|Dean, with his book, and friends.|
Math has always been mysterious - at least in my world. Solutions and logic play hide and seek with me. So, when I heard that one of our students wrote a book about math, my ears went on full alert. Wow, right?
Here's Dean's story:
When I was younger, and just beginning to be enthralled by mathematics, I read a quotation attributed to Einstein which has fascinated me ever since, “Things should be made as simple as possible, but not simpler.” With this maxim, Einstein described perfectly the power of mathematical problem-solving – the ability to distill very complex scientific questions into simple problems with even simpler solutions, and to balance beautiful mathematical problems between recalcitrance and resolution, depending on the ingenuity of the problem solver.
I began reading math books in 4th or 5th grade, and became instantly enamored of the subject for both its elegance and harmony, as well as the rigor of problem-solving. My driving force was the distinctive “Aha!” feeling when I could see the critical insight that could make a complex problem comprehensible and solvable. Even more motivating than the glory of solving a problem, however, was the failure to do so. I found myself enjoying the words “How could I miss that!?” more than the word “Aha!”

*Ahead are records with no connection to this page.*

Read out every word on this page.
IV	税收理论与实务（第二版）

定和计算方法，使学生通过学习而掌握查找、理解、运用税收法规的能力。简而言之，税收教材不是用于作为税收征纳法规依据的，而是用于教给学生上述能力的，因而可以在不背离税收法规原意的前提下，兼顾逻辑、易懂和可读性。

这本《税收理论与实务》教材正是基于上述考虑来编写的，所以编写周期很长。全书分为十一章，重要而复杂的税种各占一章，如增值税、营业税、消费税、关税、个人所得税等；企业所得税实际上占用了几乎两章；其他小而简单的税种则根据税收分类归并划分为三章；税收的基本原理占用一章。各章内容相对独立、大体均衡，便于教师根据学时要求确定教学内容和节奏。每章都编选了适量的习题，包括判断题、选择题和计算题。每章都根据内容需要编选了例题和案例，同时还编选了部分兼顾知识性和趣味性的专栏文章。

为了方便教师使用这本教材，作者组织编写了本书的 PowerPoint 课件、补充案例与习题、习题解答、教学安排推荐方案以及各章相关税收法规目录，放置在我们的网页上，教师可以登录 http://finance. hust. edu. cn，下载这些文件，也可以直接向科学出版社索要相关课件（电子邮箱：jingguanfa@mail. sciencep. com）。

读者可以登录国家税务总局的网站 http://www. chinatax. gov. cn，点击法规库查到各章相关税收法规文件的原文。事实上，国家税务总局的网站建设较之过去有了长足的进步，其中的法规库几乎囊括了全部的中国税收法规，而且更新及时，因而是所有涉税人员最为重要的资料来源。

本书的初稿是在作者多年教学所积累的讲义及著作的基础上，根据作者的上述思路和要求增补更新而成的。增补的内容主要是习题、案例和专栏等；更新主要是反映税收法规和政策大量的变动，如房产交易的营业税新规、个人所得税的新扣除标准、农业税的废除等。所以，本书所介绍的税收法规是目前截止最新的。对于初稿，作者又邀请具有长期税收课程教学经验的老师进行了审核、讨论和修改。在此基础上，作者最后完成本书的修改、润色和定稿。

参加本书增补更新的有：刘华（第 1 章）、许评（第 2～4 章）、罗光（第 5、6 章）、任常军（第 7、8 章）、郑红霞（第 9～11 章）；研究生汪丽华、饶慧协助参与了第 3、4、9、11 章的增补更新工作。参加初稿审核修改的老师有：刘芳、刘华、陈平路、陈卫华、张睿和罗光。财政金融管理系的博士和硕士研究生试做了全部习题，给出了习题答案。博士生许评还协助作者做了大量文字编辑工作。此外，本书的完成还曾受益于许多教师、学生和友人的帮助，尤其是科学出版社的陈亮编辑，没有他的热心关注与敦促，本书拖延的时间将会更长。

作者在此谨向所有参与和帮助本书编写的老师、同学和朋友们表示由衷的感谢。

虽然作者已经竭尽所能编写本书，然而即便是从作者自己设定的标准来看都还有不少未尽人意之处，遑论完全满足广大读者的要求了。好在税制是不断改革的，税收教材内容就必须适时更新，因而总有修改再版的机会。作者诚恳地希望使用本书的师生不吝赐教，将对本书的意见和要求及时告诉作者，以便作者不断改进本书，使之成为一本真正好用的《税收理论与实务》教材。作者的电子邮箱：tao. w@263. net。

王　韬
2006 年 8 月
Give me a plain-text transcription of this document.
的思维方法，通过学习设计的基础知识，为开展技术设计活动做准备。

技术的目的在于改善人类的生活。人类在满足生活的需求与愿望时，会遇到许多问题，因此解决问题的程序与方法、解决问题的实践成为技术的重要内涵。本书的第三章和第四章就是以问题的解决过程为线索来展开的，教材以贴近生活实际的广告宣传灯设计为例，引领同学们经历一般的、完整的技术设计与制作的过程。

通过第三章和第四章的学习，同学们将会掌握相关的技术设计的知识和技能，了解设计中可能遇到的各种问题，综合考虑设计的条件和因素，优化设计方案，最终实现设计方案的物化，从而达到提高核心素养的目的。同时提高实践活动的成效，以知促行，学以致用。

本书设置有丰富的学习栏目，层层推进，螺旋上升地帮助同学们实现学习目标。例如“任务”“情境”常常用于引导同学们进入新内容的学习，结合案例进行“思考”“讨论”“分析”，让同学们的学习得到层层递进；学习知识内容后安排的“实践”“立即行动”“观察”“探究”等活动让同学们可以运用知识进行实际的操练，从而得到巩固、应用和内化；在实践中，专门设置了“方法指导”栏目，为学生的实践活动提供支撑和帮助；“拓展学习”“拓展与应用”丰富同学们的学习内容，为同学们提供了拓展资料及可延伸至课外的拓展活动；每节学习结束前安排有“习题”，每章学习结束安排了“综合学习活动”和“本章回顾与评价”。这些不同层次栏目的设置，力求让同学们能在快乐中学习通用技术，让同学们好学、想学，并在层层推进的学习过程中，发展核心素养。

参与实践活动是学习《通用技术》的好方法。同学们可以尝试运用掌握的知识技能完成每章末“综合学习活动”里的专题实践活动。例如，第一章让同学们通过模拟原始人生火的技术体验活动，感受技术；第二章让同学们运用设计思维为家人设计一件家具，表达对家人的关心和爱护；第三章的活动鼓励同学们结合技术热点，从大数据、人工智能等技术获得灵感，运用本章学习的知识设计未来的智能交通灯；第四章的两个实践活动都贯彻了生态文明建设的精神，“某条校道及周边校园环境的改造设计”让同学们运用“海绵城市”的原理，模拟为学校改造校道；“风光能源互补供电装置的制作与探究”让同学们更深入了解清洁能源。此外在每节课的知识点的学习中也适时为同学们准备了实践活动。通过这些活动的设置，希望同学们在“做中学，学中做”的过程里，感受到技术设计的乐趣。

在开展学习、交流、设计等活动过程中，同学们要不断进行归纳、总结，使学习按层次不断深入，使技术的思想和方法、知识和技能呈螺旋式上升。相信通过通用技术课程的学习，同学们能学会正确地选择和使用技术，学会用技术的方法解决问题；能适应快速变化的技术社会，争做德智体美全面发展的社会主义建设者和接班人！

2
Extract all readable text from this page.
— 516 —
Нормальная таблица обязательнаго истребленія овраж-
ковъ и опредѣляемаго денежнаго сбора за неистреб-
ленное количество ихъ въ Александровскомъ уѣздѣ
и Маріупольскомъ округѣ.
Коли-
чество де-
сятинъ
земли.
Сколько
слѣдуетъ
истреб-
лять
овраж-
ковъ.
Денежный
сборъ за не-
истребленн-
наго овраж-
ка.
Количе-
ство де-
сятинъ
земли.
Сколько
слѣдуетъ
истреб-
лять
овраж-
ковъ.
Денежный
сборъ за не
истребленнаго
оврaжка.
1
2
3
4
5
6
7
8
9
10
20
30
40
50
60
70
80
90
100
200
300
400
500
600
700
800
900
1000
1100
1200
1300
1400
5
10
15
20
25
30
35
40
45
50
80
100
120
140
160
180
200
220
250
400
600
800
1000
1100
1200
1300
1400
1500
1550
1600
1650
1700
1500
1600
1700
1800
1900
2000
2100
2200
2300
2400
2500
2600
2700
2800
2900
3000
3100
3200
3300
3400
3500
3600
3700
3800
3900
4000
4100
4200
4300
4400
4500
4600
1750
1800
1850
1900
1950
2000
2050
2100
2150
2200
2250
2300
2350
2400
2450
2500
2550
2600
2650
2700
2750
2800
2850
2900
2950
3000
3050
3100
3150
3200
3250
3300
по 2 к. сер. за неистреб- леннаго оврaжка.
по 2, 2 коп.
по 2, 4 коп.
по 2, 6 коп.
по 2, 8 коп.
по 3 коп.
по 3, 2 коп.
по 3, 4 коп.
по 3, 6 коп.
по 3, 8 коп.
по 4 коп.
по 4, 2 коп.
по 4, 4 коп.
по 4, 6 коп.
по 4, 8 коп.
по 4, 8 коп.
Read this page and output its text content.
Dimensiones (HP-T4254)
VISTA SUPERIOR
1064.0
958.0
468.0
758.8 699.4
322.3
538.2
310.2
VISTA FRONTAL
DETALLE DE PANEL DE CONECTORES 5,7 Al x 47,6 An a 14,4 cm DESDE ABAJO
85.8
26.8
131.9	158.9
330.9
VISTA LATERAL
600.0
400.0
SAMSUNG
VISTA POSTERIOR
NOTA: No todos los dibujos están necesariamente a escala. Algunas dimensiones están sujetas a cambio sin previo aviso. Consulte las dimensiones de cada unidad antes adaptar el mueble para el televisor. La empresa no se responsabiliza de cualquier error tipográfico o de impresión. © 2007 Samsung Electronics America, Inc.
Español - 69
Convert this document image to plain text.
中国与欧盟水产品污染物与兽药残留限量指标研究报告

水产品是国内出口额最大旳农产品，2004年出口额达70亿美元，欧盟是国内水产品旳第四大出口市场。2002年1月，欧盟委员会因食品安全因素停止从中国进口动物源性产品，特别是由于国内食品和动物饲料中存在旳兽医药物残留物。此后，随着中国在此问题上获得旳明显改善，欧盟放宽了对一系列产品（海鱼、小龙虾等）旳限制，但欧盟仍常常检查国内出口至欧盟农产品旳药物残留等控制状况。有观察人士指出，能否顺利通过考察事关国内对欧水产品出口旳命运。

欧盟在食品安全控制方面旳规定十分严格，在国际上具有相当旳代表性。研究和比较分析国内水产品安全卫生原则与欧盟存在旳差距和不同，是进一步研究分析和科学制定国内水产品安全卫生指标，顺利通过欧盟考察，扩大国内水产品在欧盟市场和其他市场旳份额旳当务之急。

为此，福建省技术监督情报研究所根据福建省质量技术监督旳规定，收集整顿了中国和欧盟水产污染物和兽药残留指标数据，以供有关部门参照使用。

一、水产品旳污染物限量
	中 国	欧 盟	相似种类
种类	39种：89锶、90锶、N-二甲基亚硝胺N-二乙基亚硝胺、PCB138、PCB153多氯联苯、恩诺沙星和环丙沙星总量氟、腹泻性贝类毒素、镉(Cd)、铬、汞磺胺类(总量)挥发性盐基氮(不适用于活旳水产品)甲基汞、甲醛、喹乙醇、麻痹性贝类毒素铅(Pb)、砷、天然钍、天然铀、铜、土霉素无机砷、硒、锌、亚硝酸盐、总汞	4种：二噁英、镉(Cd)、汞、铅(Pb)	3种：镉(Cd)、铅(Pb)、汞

So thrilling were these feelings to me that I started to collect and even develop problems where clever intuition was key. Whenever a friend asked me why I enjoyed math as much as I do, I would use one of these problems to demonstrate the grace that I found in turning something that seems so complicated into something simple through just one or two critical insights. I could even sometimes see that I was able to excite a friend by the concept or an example, where they had previously claimed to lack either proficiency in, or appreciation for, mathematics. For all the thrill that came from working problems myself, even more exciting was being able to spread that enthusiasm for mathematics to my friends, and early in high school, I wrote a book titled Wearing Gauss’s Jersey to that exact end – to introduce those who claimed to be non-mathematicians to the ideas of problem-solving through mathematical insights, the sorts of insights for which “rockstars” such as Carl Friedrich Gauss was so famous. Although there were many wonderful problem-solving books, I had yet to encounter a book devoted to just this topic.
Needless to say, the adage that a writer learns more than he teaches turned out to be true for me. The journey of writing a book – of taking an idea from origin to fruition, of convincing a leading publisher that the idea had enough merit to justify taking a chance on a high school kid, and of then actually vindicating that publisher’s trust with a coherent work – has certainly been the most amazing of my young life. I came to realize that such a project required not only paying attention to coherence of content, but to aesthetics of style – having something worthwhile to say, and then writing it in such a way that it is worth someone else’s while to read. The whole of this process was not just different in degree, but essentially different in kind, from any challenge I had yet undertaken. Moreover, I came to appreciate just how much tenacity was needed to see that challenge through. Several times, I had to resist the urge to quit in the middle of the demanding process of writing, revising, and then writing again. Each of those times, however, those feelings were overwhelmed by reminders as to why I was writing the book in the first place. For example, in the process of developing and solving some problems for the book, I found a hidden relationship between two problems in discrete mathematics that seemed entirely separate. That discovery led to an entirely new approach to another old problem, that of summing the squares. It was moments like these – moments in which I realized that writing served only to deepen my appreciation for what I was writing about – that allowed me to see the challenge through, and to refute the justification that I had already passed the point of diminishing returns on the expended effort. In short, I came to understand Hemingway’s blithe wisdom when he expressed how much of a person goes into their writing, “There is nothing to writing. All you do is sit down at a typewriter, and bleed.” That, perhaps, is the most profound insight of all.
-Dean Hathout; class of 2016.
Readers: Dean's book, Wearing Gauss’s Jersey is on display in the author's section, downstairs in the Chandramohan Library.